金属などを切削したり研磨したりして、形を整える機械加工の技術を証明する国家資格として知られています。旋盤の種類ごとに試験があるので、自分が扱う機械を選択して受験することになります。
機械加工技能士の資格のなかでも、NC旋盤工に関係するのは数値制御旋盤の資格です。 等級が特級、1〜3級に分かれており、級ごとに求められる実務経験が異なります。必要な経験年数は以下のとおりです。
等級 |
実務経験 |
---|---|
特級 |
1級合格後5年以上 |
1級 |
7年以上 |
2級 |
2年以上 |
3級 |
不問 |
-
参照:資格概要(技能検定・機械加工)
https://www.jtex.ac.jp/user_data/nq01_g03
客観的に技術力を証明できる資格を持てば、仕事に自信が持てるだけでなく、昇進などキャリアアップにもつながるでしょう。
6.まとめ
NC旋盤は、人の手作業では加工が難しい複雑な形状の製品を大量に生産するときに特に力を発揮します。
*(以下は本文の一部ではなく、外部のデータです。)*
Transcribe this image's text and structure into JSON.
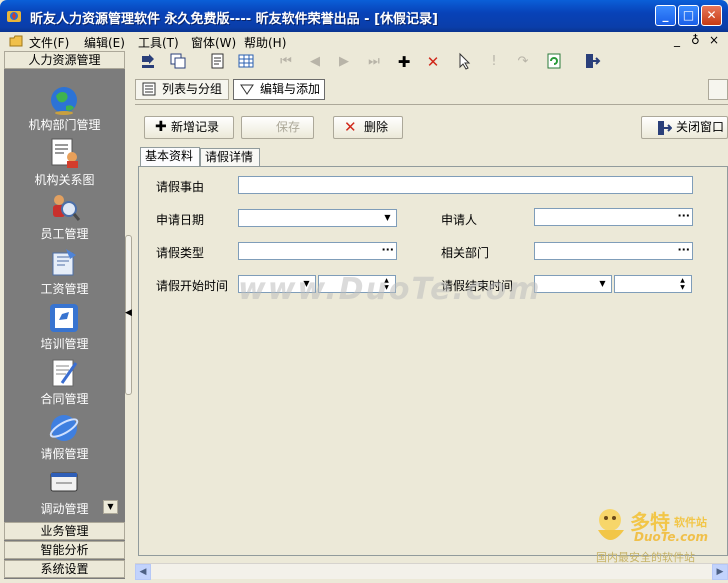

しかし、すべてが自動でおこなわれるわけではなく、旋盤にプログラムで命令を下すプログラミングや、命令どおりに作業が進んでいるかをチェックし、必要に応じてメンテナンスをするオペレーティングは人の手によっておこなわれます。
加工物の材質や形状に合わせたプログラミングをおこなうには、オペレーターの高い技術力や知識が必要になります。